There have been many interesting news stories popping up recently about artificial intelligence (AI) being trained to identify human emotions. Like so much else to do with humans, reading emotions is a nuanced, complicated endeavour, particularly for machines. But the benefits of having technology that can do this are immense — far beyond just creating more effective chatbots. For some researchers, having an AI tool with the ability to recognize emotional well-being could save lives.
It was with this goal that Hamman Samuel, a Computing Science Master’s grad from the University of Alberta (UofA), set out to develop an AI-based tool that identifies and maps the emotional context of Canadian tweets.
Grebe is an open platform that aggregates and assesses social messages, and identifies where they are coming from, to create a mental well-being map of Canada. Built and operated on Cybera’s Rapid Access Cloud by a team of UofA computing scientists, Grebe currently looks at Twitter data from six Canadian provinces. Hamman hopes to eventually roll out a platform that covers multiple social media platforms, across the entire country.
“We wanted to look at how people express wellness on Twitter. This involved running a sentiment analysis of the language used in tweets to determine if they were sad, happy, angry, and so on,” says Hamman, who began the Grebe project in 2016.

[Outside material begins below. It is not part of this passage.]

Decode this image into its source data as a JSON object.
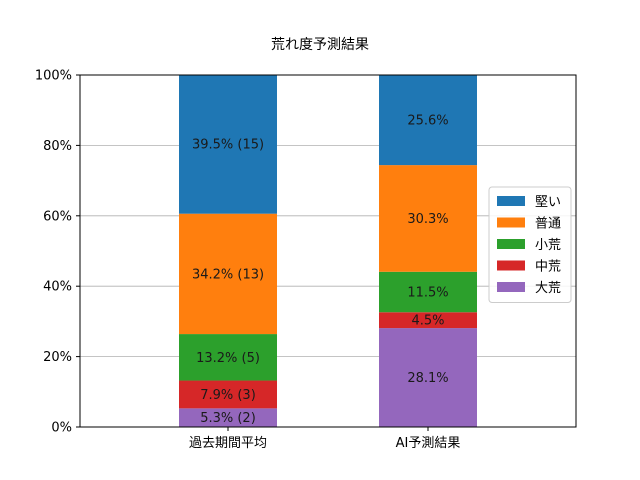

“We also wanted to geolocate the tweets, which is very important for health assessors, so they can know what areas they may need to focus more on. It was also important for us to develop a Canada-specific platform, because so much of the current social sentiment research comes out of the USA or Japan, which makes it mostly unusable for Canadian analysis.”
Because Grebe is open-source and based on publicly available social media data, the team had to find an effective way to “geofence” tweets. Their solution was to focus on messages from users who had enabled their location finder, or ones that mentioned a specific location. This required building a complex filtering mechanism that could group tweets according to location and sentiment, and also comply with privacy regulations (which meant discarding tweets from minors).
Laptop vs Cloud
The idea for Grebe came from a similar project started by a health student at the UofA who was assessing the well-being of young people online. The student had developed an algorithm to review Twitter which ran on her laptop, meaning it only worked when her laptop was on. Hamman helped her develop a cloud-based solution that could run continuously. But this led to the bigger challenge of how to assess the emotional state of all adult Canadians online, and pinpoint what regions were experiencing more intense emotions.
This new, broader platform was built and continues to operate on the Alberta-based Rapid Access Cloud.
“Using the Rapid Access cloud has been very advantageous for us, not only because it’s free, but also because it was very easy to set up and just let run,” says Hamman.
“After three years of development, we now have a publicly available, open source tool that other researchers can use to get a better understanding of Canadians’ health needs.”
Supporting global wellbeing analysis
One such external assessment project came from a City of Edmonton hackathon. Participants were asked to use Grebe to focus on social messages about city spaces and parks, to see how urban design affects mental health. The resulting information was fed to urban planners, to help them make adjustments to city spaces that would enhance residents’ well-being.
Hamman says he’s also had international researchers reach out to him to utilize his platform.
“One Brazilian researcher modified our platform to look at public sentiment during the recent Brazilian election. Another is using the sentiment analysis aspect to look at people with a specific mental illness.”
Hamman is currently completing a Computing Science PhD at the University of Waterloo, but hopes to continue updating the Grebe tool to make it more accessible, and include more analysis and visualization capabilities.
He says Grebe is free to use by any researcher (for non-commercial purposes), and invites them to email him for more details.